New orders are the most important stats for manufacturers, since that will lead to increased production down the road. This huge spike will be hard to follow in upcoming releases and there are a couple of reasons for it.

1. Restocking, we have talked about this before and maybe finally it is happening.
2. Consumer spending increases, increase in domestic consumption.
3. Export led boom. American goods are being shipped overseas.

For our interests here in the Inland Empire, one stat that does not get talked about is delivery times. Basically, 16% of respondents reported slower delivery times, and 6% reported faster delivery times. Slower is better for 2 reasons:

1. There is greater demand for products and it takes longer for these products to be secured and shipped.
2. This demand for product shipment will lead to favorable conditions for the nations carriers.

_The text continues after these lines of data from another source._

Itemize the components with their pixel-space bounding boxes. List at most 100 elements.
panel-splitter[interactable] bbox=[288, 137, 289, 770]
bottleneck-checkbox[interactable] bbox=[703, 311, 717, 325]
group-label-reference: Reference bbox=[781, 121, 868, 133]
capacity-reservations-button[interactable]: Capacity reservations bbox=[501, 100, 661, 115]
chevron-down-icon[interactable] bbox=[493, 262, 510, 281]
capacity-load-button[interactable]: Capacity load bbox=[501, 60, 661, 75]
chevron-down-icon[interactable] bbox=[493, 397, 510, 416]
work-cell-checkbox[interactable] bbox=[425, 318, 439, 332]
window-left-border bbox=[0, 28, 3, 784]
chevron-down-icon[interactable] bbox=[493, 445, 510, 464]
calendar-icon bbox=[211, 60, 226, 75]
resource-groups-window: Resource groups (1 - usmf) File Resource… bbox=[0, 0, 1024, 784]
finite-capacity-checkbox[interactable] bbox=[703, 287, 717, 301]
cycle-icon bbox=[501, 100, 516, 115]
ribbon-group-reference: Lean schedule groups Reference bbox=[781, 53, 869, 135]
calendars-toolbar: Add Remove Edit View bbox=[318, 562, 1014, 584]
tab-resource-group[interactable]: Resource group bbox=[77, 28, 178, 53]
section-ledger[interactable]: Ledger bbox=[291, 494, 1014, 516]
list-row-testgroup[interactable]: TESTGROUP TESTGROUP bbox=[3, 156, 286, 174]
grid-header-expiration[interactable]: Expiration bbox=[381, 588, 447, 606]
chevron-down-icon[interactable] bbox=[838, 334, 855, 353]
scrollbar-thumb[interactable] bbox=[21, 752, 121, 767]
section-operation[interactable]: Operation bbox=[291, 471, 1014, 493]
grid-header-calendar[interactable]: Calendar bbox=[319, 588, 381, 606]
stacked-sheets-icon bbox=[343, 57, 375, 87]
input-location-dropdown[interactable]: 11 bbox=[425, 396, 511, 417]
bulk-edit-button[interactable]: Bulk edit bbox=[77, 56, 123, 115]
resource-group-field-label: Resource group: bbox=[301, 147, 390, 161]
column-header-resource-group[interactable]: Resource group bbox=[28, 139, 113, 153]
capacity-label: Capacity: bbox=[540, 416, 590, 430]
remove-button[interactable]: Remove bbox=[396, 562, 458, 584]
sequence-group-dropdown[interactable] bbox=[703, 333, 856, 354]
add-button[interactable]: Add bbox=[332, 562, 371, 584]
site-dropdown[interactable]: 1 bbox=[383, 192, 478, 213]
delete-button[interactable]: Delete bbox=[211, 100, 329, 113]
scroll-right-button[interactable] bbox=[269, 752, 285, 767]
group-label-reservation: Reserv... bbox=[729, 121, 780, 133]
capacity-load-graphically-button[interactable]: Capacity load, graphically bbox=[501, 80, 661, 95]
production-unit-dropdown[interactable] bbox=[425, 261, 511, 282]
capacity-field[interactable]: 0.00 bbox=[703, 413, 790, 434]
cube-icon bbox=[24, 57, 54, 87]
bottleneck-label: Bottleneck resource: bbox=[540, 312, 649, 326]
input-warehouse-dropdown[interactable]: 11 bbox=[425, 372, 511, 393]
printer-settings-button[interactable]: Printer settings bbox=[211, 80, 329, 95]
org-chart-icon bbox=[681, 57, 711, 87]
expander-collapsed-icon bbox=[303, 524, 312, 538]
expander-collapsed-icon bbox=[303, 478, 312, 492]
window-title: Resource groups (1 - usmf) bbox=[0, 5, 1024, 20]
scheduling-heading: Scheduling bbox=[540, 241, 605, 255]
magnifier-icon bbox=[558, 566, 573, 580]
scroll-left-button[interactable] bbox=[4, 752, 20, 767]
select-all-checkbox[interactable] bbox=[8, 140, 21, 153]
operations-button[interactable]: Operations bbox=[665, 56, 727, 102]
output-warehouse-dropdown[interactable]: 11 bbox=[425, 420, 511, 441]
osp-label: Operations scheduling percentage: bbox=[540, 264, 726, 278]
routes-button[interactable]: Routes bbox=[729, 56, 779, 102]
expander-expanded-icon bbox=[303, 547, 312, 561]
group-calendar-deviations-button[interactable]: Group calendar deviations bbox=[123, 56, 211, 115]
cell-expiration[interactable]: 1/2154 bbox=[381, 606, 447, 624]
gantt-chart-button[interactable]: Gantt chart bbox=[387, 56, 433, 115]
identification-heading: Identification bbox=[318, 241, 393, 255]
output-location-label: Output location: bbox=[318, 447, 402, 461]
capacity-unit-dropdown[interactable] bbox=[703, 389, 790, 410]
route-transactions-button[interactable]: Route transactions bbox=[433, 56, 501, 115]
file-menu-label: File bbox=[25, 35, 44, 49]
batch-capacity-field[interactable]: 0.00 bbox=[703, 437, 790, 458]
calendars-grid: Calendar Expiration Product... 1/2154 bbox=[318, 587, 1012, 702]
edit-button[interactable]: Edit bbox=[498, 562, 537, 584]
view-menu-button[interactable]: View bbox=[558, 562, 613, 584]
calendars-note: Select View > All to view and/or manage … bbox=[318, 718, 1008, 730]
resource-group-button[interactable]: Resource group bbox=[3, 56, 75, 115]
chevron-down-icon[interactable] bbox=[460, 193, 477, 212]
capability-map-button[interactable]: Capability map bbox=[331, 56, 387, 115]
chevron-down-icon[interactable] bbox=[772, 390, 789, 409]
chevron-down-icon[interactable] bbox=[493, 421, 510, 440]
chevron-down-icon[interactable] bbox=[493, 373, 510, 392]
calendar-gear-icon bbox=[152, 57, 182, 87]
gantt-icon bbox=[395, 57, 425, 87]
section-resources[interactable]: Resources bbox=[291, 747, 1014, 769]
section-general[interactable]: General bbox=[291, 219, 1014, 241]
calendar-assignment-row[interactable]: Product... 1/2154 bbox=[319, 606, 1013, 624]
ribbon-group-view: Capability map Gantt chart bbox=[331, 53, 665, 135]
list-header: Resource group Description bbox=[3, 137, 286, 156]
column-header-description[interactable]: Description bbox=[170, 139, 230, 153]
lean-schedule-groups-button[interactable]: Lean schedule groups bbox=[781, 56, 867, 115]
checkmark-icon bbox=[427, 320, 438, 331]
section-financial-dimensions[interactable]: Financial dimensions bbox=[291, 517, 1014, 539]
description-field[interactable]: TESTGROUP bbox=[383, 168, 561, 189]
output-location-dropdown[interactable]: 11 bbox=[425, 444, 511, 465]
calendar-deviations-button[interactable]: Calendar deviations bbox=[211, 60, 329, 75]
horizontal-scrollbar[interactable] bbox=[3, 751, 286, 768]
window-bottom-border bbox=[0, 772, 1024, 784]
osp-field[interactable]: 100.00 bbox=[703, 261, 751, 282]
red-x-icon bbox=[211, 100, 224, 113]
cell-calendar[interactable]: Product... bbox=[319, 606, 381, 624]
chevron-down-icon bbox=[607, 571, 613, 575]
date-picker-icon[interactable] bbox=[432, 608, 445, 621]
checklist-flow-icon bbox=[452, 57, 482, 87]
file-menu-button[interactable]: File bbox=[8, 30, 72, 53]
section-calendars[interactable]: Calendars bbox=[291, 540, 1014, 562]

Now for the bad news: Customer's Inventories are still low. This may mean that inventories are still shrinking at the highest consumer demand months in the year. Silver lining: low inventories will be restocked in the future, but it kills the restocking argument in our increased new orders case. This suggests that the entire supply chain is lean and risk adverse, retailers do not want to stock what manufacturers are making. This is bad news for the Inland Empire, since we are basically the storage unit for Southern California and the Western United States. If consumers were buying goods, then retailers would not want to be caught with their pants down so they would be forced to restock, then this number would be going up. This kills the #2 argument in our new orders case. American consumers are not purchasing tons of goods.

Which leads us to the third and final piece: Prices. Prices increased a scary +6.5. This is good, right? Increased demand leads to increased prices ... except when inflation is caused by some other source. What sources may you ask?

1. Monetary expansion (inflation being a monetary phenomenon)
2. Supply shock (drop in aggregate supply due to unforeseen circumstances)

If raw materials are purchased on a world market with low transaction costs, and the demand for American dollars declines, (a weak American dollar) goods would seem more expensive for Americans, but cheaper for foreigners. This supports the third case for increased orders, increased exports.